6. Use invoicing software to automate the task
Cloud-based accounting software is easy to use and can allow you to issue invoices promptly. And with Payrow, you can create and send invoices directly from the app and automatically receive notifications when payment is received.
Control your outgoing and incoming payments with Payrow’s free customer invoicing software. It offers several features:
- Create invoices for all your needs
- Make professional invoices and send them to individuals or companies
- Customise your invoices in two clicks: add your logo and change other details
- Edit your invoice information, headers, and other columns
- Get professional-looking invoices in seconds
Simplify your business process and reduce the time you spend on boring administrative tasks with Payrow.
Avoid These Common Invoicing Mistakes
Occasionally, you’ll encounter customers who are not punctual when it comes to payment. While knowing how to draw up an invoice is important, making sure that payments are gathered on time is even more important to maintaining your cash flow. To help you avoid payment delays, here are some common mistakes to look out for and ways to fix them:
Failure to Submit Invoices on Time
Timely invoicing is the key to timely payment. Don’t wait for your customers to ask for an invoice. It is your responsibility as the business owner to initiate the process. Remember, your customers are busy, and it’s not their job to remind you.

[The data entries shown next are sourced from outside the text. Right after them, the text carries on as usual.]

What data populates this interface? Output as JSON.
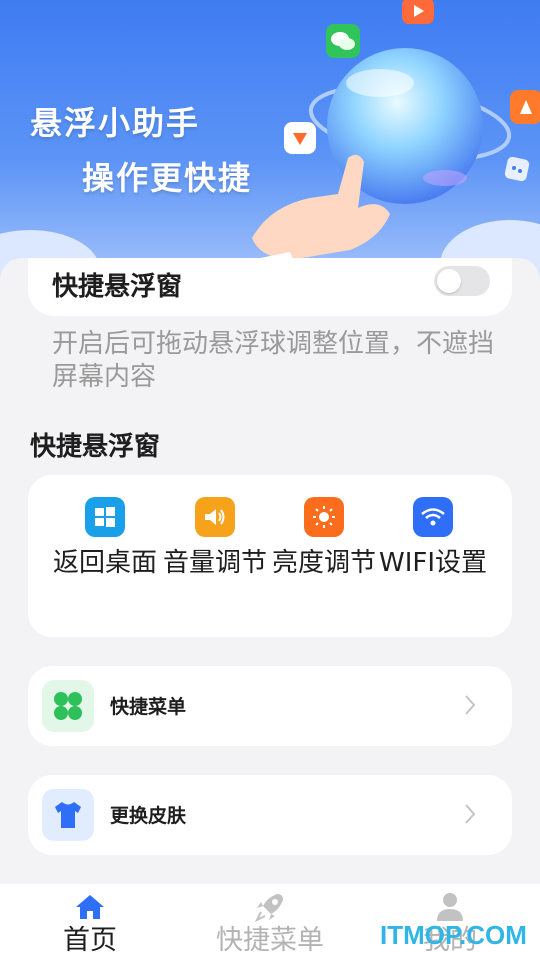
{
  "banner": {
    "line1": "悬浮小助手",
    "line2": "操作更快捷"
  },
  "floating_toggle": {
    "label": "快捷悬浮窗",
    "enabled": false,
    "description": "开启后可拖动悬浮球调整位置，不遮挡屏幕内容"
  },
  "section": {
    "title": "快捷悬浮窗"
  },
  "quick_actions": [
    {
      "label": "返回桌面",
      "icon": "windows-icon",
      "color": "#1aa0e8"
    },
    {
      "label": "音量调节",
      "icon": "speaker-icon",
      "color": "#f7a21b"
    },
    {
      "label": "亮度调节",
      "icon": "sun-icon",
      "color": "#fb6c1c"
    },
    {
      "label": "WIFI设置",
      "icon": "wifi-icon",
      "color": "#2f6ef6"
    }
  ],
  "menu_rows": [
    {
      "label": "快捷菜单",
      "icon": "clover-icon",
      "color": "#2ec15a"
    },
    {
      "label": "更换皮肤",
      "icon": "tshirt-icon",
      "color": "#2f6ef6"
    }
  ],
  "bottom_nav": [
    {
      "label": "首页",
      "icon": "home-icon",
      "active": true
    },
    {
      "label": "快捷菜单",
      "icon": "rocket-icon",
      "active": false
    },
    {
      "label": "我的",
      "icon": "user-icon",
      "active": false
    }
  ],
  "watermark": "ITMOP.COM",
  "colors": {
    "accent": "#2f6ef6",
    "inactive": "#b3b3b3",
    "banner_top": "#3f7cf2"
  }
}
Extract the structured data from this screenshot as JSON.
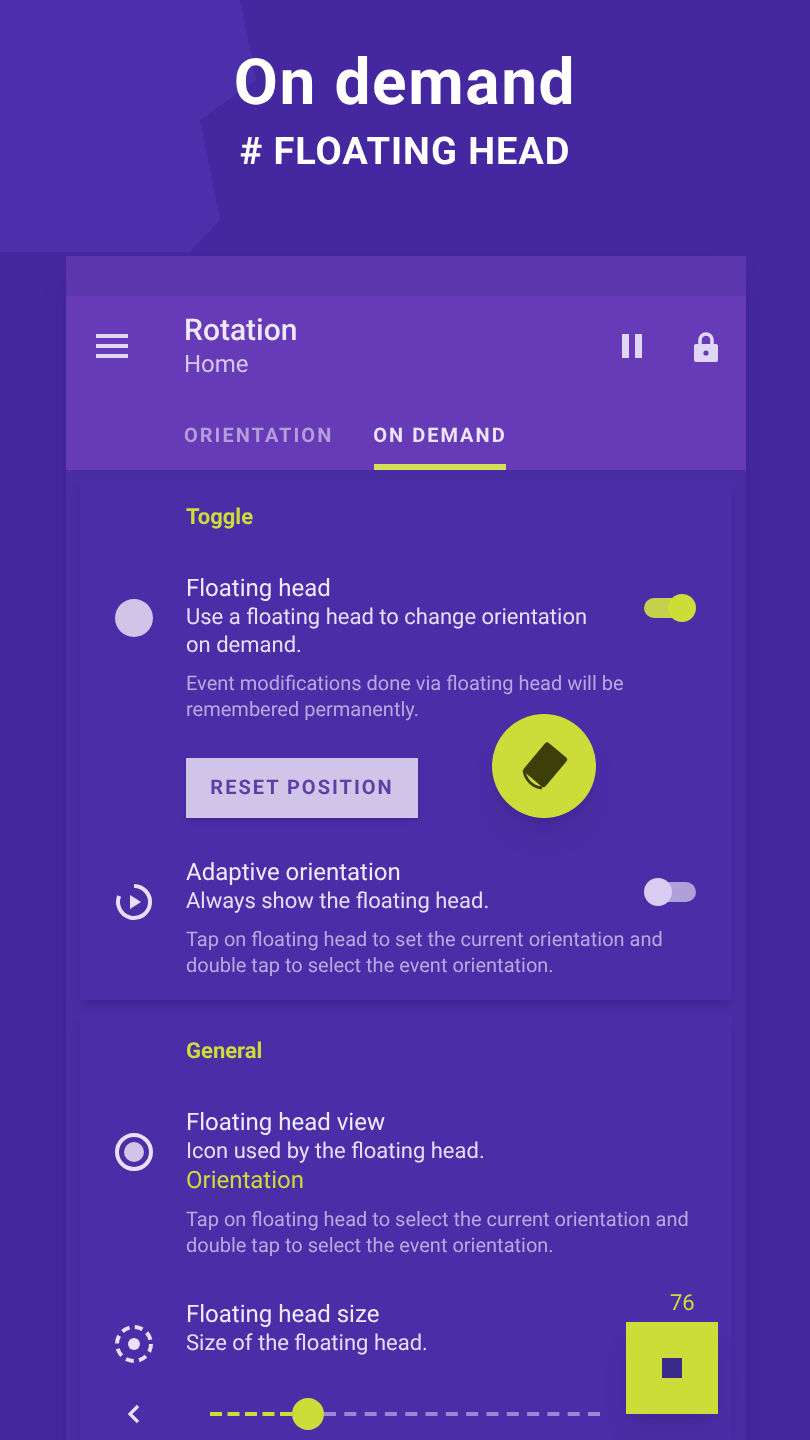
{
  "headline": "On demand",
  "subheadline": "# FLOATING HEAD",
  "app_bar": {
    "title": "Rotation",
    "subtitle": "Home"
  },
  "tabs": [
    {
      "label": "ORIENTATION",
      "selected": false
    },
    {
      "label": "ON DEMAND",
      "selected": true
    }
  ],
  "sections": [
    {
      "header": "Toggle",
      "items": [
        {
          "kind": "switch",
          "title": "Floating head",
          "summary": "Use a floating head to change orientation on demand.",
          "on": true,
          "note": "Event modifications done via floating head will be remembered permanently.",
          "button": "RESET POSITION"
        },
        {
          "kind": "switch",
          "title": "Adaptive orientation",
          "summary": "Always show the floating head.",
          "on": false,
          "note": "Tap on floating head to set the current orientation and double tap to select the event orientation."
        }
      ]
    },
    {
      "header": "General",
      "items": [
        {
          "kind": "value",
          "title": "Floating head view",
          "summary": "Icon used by the floating head.",
          "value": "Orientation",
          "note": "Tap on floating head to select the current orientation and double tap to select the event orientation."
        },
        {
          "kind": "slider",
          "title": "Floating head size",
          "summary": "Size of the floating head.",
          "level": 0.25,
          "reading": "76"
        }
      ]
    }
  ]
}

Sending Invoices to the Wrong Person
Don’t waste time by sending invoices to the wrong recipient. They may ignore the email or forget to forward it to the right contact person, and you’ll be left to wonder why the payment hasn’t been received. To avoid this, gather the relevant contact information at the beginning of your relationship with the customer.
Billing Errors and Miscalculations
Invoices often include several items requiring payment, which increases the chance of calculation errors that can ruin the entire document. Taxes and levies are another common area prone to miscalculations.
Forgetting to include them on an invoice usually results in you having to make changes and resend the invoice or, worse, incur costs yourself. Double-check your invoices before sending them to customers, and consider using an online invoicing tool to avoid errors.
Using vague language can be confusing. Clearly state the terms of payment on the invoice. Make sure that product descriptions, prices and quantities are described clearly, without any ambiguous wording. This leaves no room for misinterpretation and minimises the probability of payment delays.
How to Provide Customers with Invoices Using Payrow
An invoice is an itemised list that shows the goods or services you have provided to your customers, the total amount payable, and the way they can pay you for these goods or services. You can easily send an invoice via Payrow.
To send an invoice to your client:
- Click on the “Invoices” tab in the main menu of your Payrow Business account.
- Click the “New Invoice” button at the top of the screen.
- Add or select the customer you need.
- Select the appropriate currency.
- Add the product(s) to which the invoice relates and click “Continue”.